After Q3 was approved by voters in 2016, then Governor Charlie Baker signed compromise legislation pushing back the effective date to August 15, 2022. Subsequently, on August 11, 2022, the court sanctioned an arrangement to postpone the enforcement for a minimum of 30 days following a decision by the U.S. Supreme Court regarding California Prop 12.

Farmers and food processors take legal action

In August 2023, pork processors and hog farmers filed a lawsuit in the U.S. District Court requesting a preliminary injunction in a motion that was filed earlier in August. The result was a stay on implementing the Act until August 23, 2023.

Parties filing included Triumph Foods, the Allied Producers’ Cooperative, and New Fashion Pork, among others.

Because this caused confusion and complications, actual implementation was temporarily postponed without resolution. The future of Massachusetts pork is uncertain.

Massachusetts farmers made it clear their current housing infrastructure does not, and could not, comply with Q3 requirements, and farms capable of complying do not have adequate hog production volume to meet in-state pork demand.

Triumph Foods President and CEO Matthew England declared in Progressive Farmer:

“Due to Triumph’s inability to control sales of pork that it processes and variables such as which Massachusetts customers can accept frozen pork versus fresh whole pork meat, it is unknown how much of the fresh or frozen whole pork meat will ultimately be available to Massachusetts customers after today, Aug. 23, 2023.”

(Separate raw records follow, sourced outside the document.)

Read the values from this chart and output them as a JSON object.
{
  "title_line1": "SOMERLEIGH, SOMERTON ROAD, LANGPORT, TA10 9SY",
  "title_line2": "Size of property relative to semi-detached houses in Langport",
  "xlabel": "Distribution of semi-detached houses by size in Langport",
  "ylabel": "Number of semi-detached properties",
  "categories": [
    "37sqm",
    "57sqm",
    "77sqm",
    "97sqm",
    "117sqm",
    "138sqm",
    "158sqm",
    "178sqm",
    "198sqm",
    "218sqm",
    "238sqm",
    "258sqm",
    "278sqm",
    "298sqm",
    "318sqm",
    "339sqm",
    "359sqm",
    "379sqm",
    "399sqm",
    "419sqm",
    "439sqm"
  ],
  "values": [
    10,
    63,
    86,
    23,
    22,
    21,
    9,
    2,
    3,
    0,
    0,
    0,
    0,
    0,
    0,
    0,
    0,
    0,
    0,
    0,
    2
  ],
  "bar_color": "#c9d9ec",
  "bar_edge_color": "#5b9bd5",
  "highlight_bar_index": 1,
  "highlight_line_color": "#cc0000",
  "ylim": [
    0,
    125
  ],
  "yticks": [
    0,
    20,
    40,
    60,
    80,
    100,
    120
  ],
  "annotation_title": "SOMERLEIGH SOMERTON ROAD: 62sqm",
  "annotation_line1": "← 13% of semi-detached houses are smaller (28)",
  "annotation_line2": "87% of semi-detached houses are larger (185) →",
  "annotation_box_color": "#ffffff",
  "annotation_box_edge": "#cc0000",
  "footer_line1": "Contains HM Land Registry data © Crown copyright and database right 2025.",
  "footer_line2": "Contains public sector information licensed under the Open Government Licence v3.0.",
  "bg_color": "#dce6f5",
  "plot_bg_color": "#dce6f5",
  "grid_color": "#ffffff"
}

Animal Extremist Retaliation

Animal extremist groups, the same ones who were involved with drafting Q3, sprung into action and filed a motion against a preliminary injunction. The list of usual suspects includes the Humane Society of the United States (HSUS) along with their political arm, the Animal Legal Defense Fund (ALDF), Farm Sanctuary, Compassion in World Farming USA, and a rogue’s gallery of others.

The motion requested that the court deny the preliminary injunction. The animal rights zealots cited that “‘nearly identical requests for preliminary injunctions’ were denied in two challenges to California’s Prop 12, a law ‘substantially’ the same as Question 3,” according to Progressive Farmer.

They further argued that the plaintiff’s claims were insufficient as “they proceed from the same faulty premise – that the U.S. Constitution precludes state laws with upstream practical effects on out-of-state market participants whose products are sold in the regulating state.”

Protect The Harvest supports “A Free and Fed America™” and is closely monitoring this situation. Similar to Prop 12 in California, Q3 seriously threatens food access, affordability, availability, and security in Massachusetts and the region, based on misleading information and rhetoric instead of facts, science, and truth.